Add `jobs run-script` command
Use case databricks jobs run-script metastore-export.py as equivalent for:
databricks workspace import metastore-export.py /tmp/metastore-export_$RANDOM --language python --overwrite
# creating Spark Submit job - https://docs.databricks.com/dev-tools/api/latest/jobs.html#runs-submit
# waiting for completion of the job, perhaps showing status update every 30 seconds
databricks fs rm dbfs:/tmp/metastore-export_$RANDOM
TBD: cluster parameters
Could be fixed by #455
With #455 you could do this:
databricks execution-context command-execute-once --cluster-id <CLUSTER_ID> --command "$(cat metastore-export.py)" --wait
@fjakobs how can we make that invocation simpler?
Just sketching:
We could
- move the command under the cluster group
- make
--wait=Truethe default - add an argument that reads the command from a file
- add an option to reference a cluster by name
databricks cluster execute --cluster-name <CLUSTER_NAME> --command-file metastore-export.py
@fjakobs that looks a lot simpler!
how the results are going to be exported, e.g. if there's return in the end of the script?

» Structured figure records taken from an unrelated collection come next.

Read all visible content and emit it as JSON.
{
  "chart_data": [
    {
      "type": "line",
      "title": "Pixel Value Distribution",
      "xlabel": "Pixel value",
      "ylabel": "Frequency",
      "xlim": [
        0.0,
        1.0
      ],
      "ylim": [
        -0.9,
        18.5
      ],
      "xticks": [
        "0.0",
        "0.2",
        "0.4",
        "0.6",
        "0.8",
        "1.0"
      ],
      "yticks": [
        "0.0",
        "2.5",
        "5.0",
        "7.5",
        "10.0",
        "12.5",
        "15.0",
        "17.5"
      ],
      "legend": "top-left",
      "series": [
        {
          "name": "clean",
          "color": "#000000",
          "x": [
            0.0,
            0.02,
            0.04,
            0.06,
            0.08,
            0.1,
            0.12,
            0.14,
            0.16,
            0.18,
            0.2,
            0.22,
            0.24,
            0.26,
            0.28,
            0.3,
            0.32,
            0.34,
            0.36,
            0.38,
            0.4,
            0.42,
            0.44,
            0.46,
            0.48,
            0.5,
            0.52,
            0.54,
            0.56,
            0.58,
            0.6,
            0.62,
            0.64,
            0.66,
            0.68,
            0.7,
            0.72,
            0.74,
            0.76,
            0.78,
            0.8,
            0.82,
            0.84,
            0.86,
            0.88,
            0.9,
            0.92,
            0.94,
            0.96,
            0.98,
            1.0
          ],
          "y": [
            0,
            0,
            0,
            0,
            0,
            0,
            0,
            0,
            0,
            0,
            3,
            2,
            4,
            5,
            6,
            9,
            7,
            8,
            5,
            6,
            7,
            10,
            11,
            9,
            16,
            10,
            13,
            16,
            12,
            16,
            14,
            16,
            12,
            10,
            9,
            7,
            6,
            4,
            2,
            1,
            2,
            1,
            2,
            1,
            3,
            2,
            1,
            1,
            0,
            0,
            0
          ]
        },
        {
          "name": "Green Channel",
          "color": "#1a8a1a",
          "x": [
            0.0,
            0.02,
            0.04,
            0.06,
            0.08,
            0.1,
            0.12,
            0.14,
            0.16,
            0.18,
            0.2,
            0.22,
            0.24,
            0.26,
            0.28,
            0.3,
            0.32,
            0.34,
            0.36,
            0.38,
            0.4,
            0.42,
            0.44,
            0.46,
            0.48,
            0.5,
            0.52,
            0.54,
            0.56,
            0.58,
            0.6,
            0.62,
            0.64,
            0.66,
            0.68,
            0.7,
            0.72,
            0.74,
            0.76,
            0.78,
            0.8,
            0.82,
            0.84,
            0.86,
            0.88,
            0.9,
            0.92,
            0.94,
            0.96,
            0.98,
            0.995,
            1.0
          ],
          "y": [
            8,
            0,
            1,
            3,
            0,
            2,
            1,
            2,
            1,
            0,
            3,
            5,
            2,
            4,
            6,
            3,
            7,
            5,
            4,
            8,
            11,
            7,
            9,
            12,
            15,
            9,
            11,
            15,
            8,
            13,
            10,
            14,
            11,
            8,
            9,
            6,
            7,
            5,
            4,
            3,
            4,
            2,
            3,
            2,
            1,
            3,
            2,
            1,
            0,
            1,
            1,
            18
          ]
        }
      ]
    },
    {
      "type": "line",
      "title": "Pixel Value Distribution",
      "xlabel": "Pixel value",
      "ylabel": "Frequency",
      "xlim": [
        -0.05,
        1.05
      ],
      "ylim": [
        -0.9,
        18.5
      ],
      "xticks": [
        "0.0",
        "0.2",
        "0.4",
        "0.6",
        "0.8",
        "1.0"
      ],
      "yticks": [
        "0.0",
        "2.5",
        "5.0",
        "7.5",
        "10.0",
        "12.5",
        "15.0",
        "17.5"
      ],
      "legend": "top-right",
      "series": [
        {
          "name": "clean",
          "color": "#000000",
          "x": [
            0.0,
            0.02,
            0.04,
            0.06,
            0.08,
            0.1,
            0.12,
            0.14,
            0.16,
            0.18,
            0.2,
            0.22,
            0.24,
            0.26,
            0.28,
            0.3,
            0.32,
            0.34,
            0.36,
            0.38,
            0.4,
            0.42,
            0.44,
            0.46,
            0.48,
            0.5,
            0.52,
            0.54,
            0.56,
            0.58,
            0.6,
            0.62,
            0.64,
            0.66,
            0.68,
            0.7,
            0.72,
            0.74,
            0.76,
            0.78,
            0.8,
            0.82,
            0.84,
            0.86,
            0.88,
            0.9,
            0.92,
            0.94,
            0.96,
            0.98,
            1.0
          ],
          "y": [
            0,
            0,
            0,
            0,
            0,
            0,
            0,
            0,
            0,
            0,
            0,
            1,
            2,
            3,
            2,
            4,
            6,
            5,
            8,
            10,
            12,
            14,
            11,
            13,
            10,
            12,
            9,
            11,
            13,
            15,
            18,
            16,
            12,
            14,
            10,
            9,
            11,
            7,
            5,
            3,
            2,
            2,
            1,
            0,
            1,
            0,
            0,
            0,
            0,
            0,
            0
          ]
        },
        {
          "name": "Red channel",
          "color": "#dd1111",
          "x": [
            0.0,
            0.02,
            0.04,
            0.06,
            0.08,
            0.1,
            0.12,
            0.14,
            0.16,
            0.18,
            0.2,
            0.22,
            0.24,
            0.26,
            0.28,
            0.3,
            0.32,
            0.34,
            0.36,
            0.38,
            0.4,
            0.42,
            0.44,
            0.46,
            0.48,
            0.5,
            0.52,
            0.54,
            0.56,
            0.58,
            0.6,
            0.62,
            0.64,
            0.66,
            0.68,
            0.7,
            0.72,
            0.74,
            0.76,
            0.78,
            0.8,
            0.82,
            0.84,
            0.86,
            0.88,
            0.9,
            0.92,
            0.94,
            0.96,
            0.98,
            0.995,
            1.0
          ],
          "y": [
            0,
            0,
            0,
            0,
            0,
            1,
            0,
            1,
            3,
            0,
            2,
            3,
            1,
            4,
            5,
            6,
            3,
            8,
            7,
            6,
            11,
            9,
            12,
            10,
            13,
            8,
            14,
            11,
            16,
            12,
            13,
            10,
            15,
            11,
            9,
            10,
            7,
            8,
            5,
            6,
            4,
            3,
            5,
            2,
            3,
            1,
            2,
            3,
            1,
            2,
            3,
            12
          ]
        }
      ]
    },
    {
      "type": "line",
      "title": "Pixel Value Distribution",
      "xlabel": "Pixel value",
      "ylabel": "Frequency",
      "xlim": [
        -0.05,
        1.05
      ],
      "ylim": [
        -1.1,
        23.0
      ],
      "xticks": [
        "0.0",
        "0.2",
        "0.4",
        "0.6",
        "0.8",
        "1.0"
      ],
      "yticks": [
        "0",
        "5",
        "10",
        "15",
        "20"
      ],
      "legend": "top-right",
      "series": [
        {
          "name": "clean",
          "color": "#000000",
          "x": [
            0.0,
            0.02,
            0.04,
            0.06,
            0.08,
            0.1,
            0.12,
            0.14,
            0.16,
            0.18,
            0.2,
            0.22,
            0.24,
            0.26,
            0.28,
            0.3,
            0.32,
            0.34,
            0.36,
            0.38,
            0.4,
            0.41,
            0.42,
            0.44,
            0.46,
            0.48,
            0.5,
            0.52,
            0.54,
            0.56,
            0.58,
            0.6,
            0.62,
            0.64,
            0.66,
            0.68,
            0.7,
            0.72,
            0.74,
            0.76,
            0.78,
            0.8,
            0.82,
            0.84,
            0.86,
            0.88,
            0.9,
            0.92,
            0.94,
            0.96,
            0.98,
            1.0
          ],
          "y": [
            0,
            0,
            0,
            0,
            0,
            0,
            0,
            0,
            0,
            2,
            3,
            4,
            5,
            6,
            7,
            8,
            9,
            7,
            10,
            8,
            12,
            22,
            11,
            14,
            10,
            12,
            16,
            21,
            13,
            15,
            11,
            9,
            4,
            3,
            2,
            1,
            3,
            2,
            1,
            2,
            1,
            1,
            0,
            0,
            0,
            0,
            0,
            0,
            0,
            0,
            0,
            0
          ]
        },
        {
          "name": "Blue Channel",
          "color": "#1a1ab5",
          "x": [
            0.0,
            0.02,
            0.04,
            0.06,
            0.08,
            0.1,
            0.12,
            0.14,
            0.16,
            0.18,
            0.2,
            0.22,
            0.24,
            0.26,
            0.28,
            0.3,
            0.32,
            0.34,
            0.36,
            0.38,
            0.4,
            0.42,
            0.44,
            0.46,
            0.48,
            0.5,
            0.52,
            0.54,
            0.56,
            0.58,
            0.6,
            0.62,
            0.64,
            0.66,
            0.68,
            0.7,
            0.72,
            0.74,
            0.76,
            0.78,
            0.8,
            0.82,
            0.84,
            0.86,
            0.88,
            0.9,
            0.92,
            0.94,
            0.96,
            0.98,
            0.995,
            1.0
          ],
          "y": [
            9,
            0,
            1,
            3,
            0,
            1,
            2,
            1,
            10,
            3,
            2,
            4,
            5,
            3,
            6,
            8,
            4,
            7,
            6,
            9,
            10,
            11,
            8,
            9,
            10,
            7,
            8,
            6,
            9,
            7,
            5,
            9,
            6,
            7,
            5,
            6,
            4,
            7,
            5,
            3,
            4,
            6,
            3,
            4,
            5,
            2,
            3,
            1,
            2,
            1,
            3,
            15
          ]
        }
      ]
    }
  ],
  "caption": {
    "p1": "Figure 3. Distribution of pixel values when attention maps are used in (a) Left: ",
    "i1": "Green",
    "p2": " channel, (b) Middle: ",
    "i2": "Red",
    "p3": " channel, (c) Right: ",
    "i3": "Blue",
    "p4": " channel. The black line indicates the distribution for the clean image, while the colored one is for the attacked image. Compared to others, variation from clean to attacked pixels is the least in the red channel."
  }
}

We could have different modes. The default could just be informative text based output like I have already implemented:
$ python -m databricks_cli.cli execution-context command-execute-once --cluster-id <CLUSTER_ID> --command "$(cat spark.py)" --wait=True
Status: Queued
Status: Running
Status: Finished
Command ID: c98edf8a-418a-4fa0-b69c-dcfae9db917e
output > +---------+----------+--------+----------+------+------+
output > |firstname|middlename|lastname| dob|gender|salary|
output > +---------+----------+--------+----------+------+------+
output > | James| | Smith|1991-04-01| M| 3000|
output > | Michael| Rose| |2000-05-19| M| 4000|
output > | Robert| |Williams|1978-09-05| M| 4000|
output > | Maria| Anne| Jones|1967-12-01| F| 4000|
output > | Jen| Mary| Brown|1980-02-17| F| -1|
output > +---------+----------+--------+----------+------+------+
For use in shell scripts we can also just return the last status result with the embedded data as JSON:
$ python -m databricks_cli.cli execution-context command-execute-once --cluster-id <CLUSTER_ID> --command "$(cat spark.py)" --wait=True --output=json
{
"id": "b976fcff-8a32-4278-a3ff-cb684945e238",
"status": "Finished",
"results": {
"resultType": "text",
"data": "+---------+----------+--------+----------+------+------+\n|firstname|middlename|lastname| dob|gender|salary|\n+---------+----------+--------+----------+------+------+\n| James| | Smith|1991-04-01| M| 3000|\n| Michael| Rose| |2000-05-19| M| 4000|\n| Robert| |Williams|1978-09-05| M| 4000|\n| Maria| Anne| Jones|1967-12-01| F| 4000|\n| Jen| Mary| Brown|1980-02-17| F| -1|\n+---------+----------+--------+----------+------+------+"
}
}
For tabular data as returned from SQL commands a CSV output would also be nice.